# Bobber cabeese



## John J (Dec 29, 2007)

Were Single axle Bobber Caboose really used?

Aprox what year were they discontiuned?

JJ


----------



## Garratt (Sep 15, 2012)

There are plenty of pictures of them about. I think they were around late in the 19th century then replaced with larger and smoother running truck cabooses and eventually made from steel.

Andrew


----------



## Scottychaos (Jan 2, 2008)

Single axle? that wouldnt be very stable.. 
but 2-axle bobber cabooses were definitely used..
I would say they were roughly a 1870's to 1920's design, for bobbers in general use..
although a few probably operated longer than that..










Scot


----------



## John J (Dec 29, 2007)

Were not bobber cabeese all Narrow Gauge Rolling stock?


----------



## Garratt (Sep 15, 2012)

I believe Scot's caboose picture is standard gauge.

Andrew


----------



## Scottychaos (Jan 2, 2008)

John J said:


> Were not bobber cabeese all Narrow Gauge Rolling stock?


not at all..
in fact the VAST majority of bobber cabooses were standard gauge..
I dont know the exact percentage that were standard gauge, but I wouldn't be surprised if it was 99% or higher..

(considering every railroad that existed around the turn of the 20th Century had them, and 99.9999% of rolling stock in the US has been standard gauge.)

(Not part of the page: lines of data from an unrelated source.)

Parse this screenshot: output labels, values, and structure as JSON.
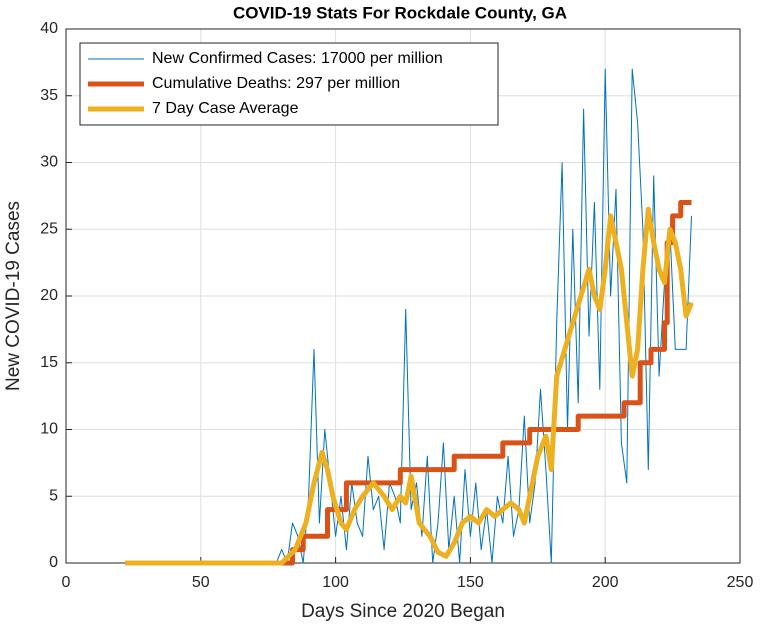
{
  "chart_data": {
    "type": "line",
    "title": "COVID-19 Stats For Rockdale County, GA",
    "xlabel": "Days Since 2020 Began",
    "ylabel": "New COVID-19 Cases",
    "xlim": [
      0,
      250
    ],
    "xticks": [
      0,
      50,
      100,
      150,
      200,
      250
    ],
    "ylim": [
      0,
      40
    ],
    "yticks": [
      0,
      5,
      10,
      15,
      20,
      25,
      30,
      35,
      40
    ],
    "grid": true,
    "legend": "upper-left",
    "series": [
      {
        "name": "New Confirmed Cases: 17000 per million",
        "color": "#0072bd",
        "width": 1,
        "x": [
          22,
          78,
          80,
          82,
          84,
          86,
          88,
          90,
          92,
          94,
          96,
          98,
          100,
          102,
          104,
          106,
          108,
          110,
          112,
          114,
          116,
          118,
          120,
          122,
          124,
          126,
          128,
          130,
          132,
          134,
          136,
          138,
          140,
          142,
          144,
          146,
          148,
          150,
          152,
          154,
          156,
          158,
          160,
          162,
          164,
          166,
          168,
          170,
          172,
          174,
          176,
          178,
          180,
          182,
          184,
          186,
          188,
          190,
          192,
          194,
          196,
          198,
          200,
          202,
          204,
          206,
          208,
          210,
          212,
          214,
          216,
          218,
          220,
          222,
          224,
          226,
          228,
          230,
          232
        ],
        "values": [
          0,
          0,
          1,
          0,
          3,
          2,
          0,
          5,
          16,
          3,
          10,
          6,
          2,
          5,
          1,
          6,
          3,
          2,
          8,
          4,
          5,
          1,
          6,
          5,
          3,
          19,
          4,
          6,
          2,
          8,
          0,
          3,
          9,
          1,
          5,
          0,
          7,
          2,
          6,
          1,
          4,
          0,
          5,
          3,
          8,
          2,
          4,
          11,
          3,
          6,
          13,
          7,
          0,
          18,
          30,
          10,
          25,
          12,
          34,
          17,
          27,
          13,
          37,
          20,
          28,
          9,
          6,
          37,
          33,
          25,
          7,
          29,
          14,
          21,
          25,
          16,
          16,
          16,
          26
        ]
      },
      {
        "name": "Cumulative Deaths: 297 per million",
        "color": "#d95319",
        "width": 5,
        "x": [
          22,
          84,
          84,
          88,
          88,
          97,
          97,
          104,
          104,
          124,
          124,
          144,
          144,
          162,
          162,
          172,
          172,
          190,
          190,
          207,
          207,
          213,
          213,
          217,
          217,
          222,
          222,
          223,
          223,
          225,
          225,
          228,
          228,
          232
        ],
        "values": [
          0,
          0,
          1,
          1,
          2,
          2,
          4,
          4,
          6,
          6,
          7,
          7,
          8,
          8,
          9,
          9,
          10,
          10,
          11,
          11,
          12,
          12,
          15,
          15,
          16,
          16,
          18,
          18,
          24,
          24,
          26,
          26,
          27,
          27
        ]
      },
      {
        "name": "7 Day Case Average",
        "color": "#edb120",
        "width": 5,
        "x": [
          22,
          80,
          85,
          89,
          92,
          95,
          97,
          99,
          102,
          104,
          107,
          110,
          114,
          118,
          121,
          124,
          126,
          128,
          131,
          135,
          138,
          141,
          144,
          147,
          150,
          153,
          156,
          159,
          162,
          165,
          168,
          170,
          172,
          175,
          178,
          180,
          182,
          185,
          188,
          191,
          194,
          196,
          198,
          200,
          202,
          204,
          206,
          208,
          210,
          212,
          214,
          216,
          218,
          220,
          222,
          224,
          226,
          228,
          230,
          232
        ],
        "values": [
          0,
          0,
          1,
          3,
          6,
          8.3,
          7,
          5,
          3,
          2.5,
          4,
          5,
          6,
          5,
          4,
          5,
          4.5,
          6.5,
          3,
          2,
          0.8,
          0.5,
          1.5,
          3,
          3.5,
          3,
          4,
          3.5,
          4,
          4.5,
          4,
          3,
          5,
          8,
          9.5,
          7,
          14,
          16,
          18,
          20,
          22,
          20,
          19,
          22,
          26,
          24,
          22,
          18,
          14,
          16,
          22,
          26.5,
          24,
          22,
          21,
          25,
          24,
          22,
          18.5,
          19.5
        ]
      }
    ]
  }
}
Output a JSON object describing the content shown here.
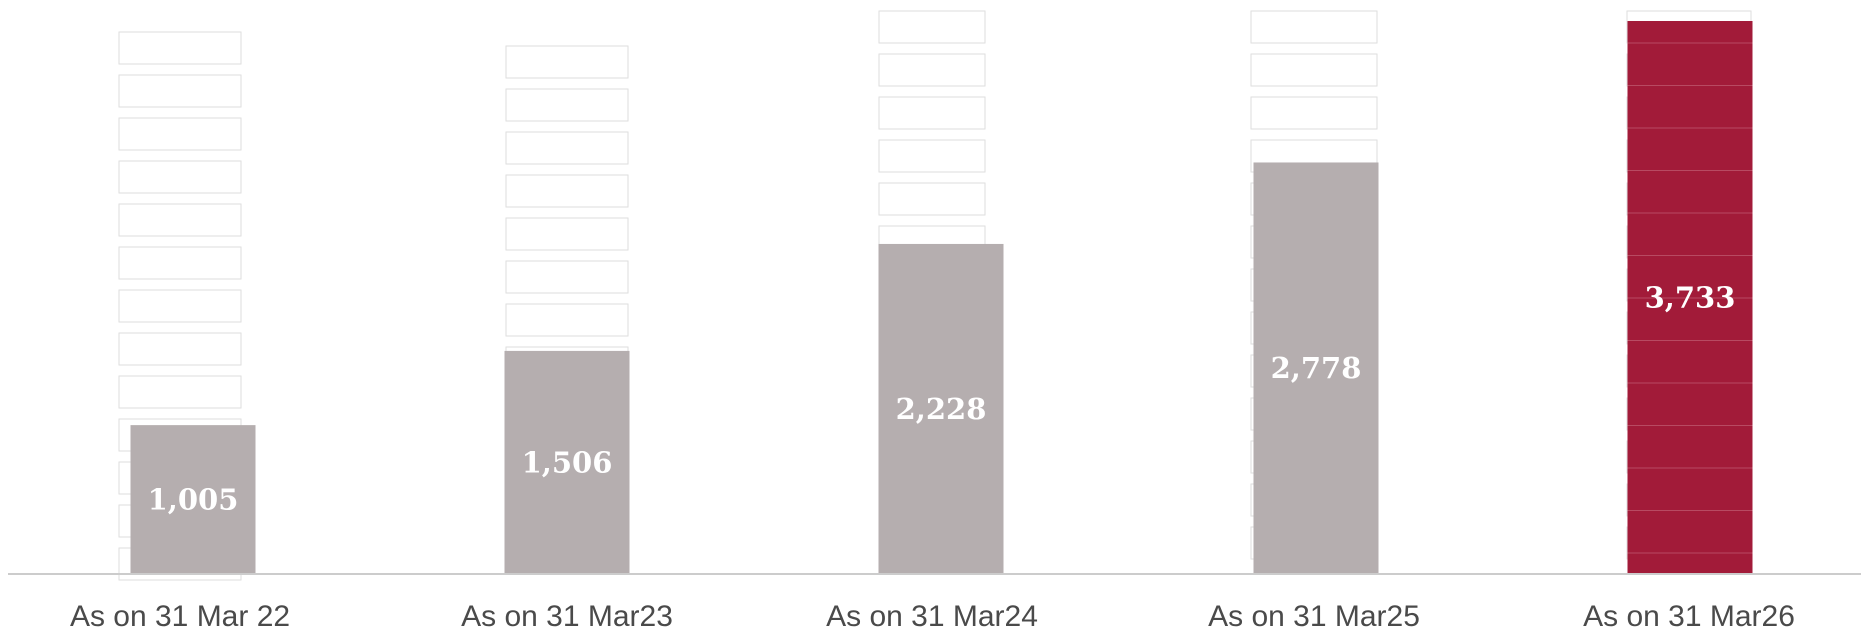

and yes, photo above is of a standard gauge bobber caboose.

Scot


----------



## Totalwrecker (Feb 26, 2009)

Mainline Dated 1926 Pittsburgh
I think they were for shorter runs where there was more switching during the day than milage


----------



## vsmith (Jan 2, 2008)

Most larger bobbers were eventually rebuilt with trucked wheels. Early in the 20th Cent., D&RG converted several of there larger bobbers to trucks which is why some of them look like their trucks just barely fit under the frames.

Yes, most bobbers were standard gauge, on narrow gauge in practice the short wobbly bobbers proved to be unstable on the slim and often uneven trackwork so they never really gained a foothold, alot of NG cabeese were simply modified boxcars.

Bobbers were mostly used on shortline, short haul lines, SG and NG, were the short distances meant life in the cramped quarters of a small bobber wasnt a great discomfort for the crews. Longer distance trains quickly utilized either modified full-size boxcars or purpose built larger cabeese that allowed the crews to bunk down on long distance trips.

I believe bobbers were legislated out of existence on all major line when the ICC regulated requiring steel frames on all cabeese in the 1920's (IIRC). Railroads simply wrote off the older wood framed bobbers off at that point.


----------



## Garratt (Sep 15, 2012)

From what I read the caboose was something that a progressed from a convenient hole in the roof for train observation and braking to a cabin where paper work was done, shelter provided and sleeping quarters for longer hauls. They became home for those that worked on the line. The drovers caboose was full of cowboys eating beans! 

Andrew


----------



## Totalwrecker (Feb 26, 2009)

Not all interiors were the same either....


----------



## Charles M (Jan 2, 2008)

The Colorado and Southern Railway ran bobbers until the end of operations in the early 1940's This was on the Narrow Gauge. They made a pretty nice home away from home for the crews. 

Charles M SA#74


----------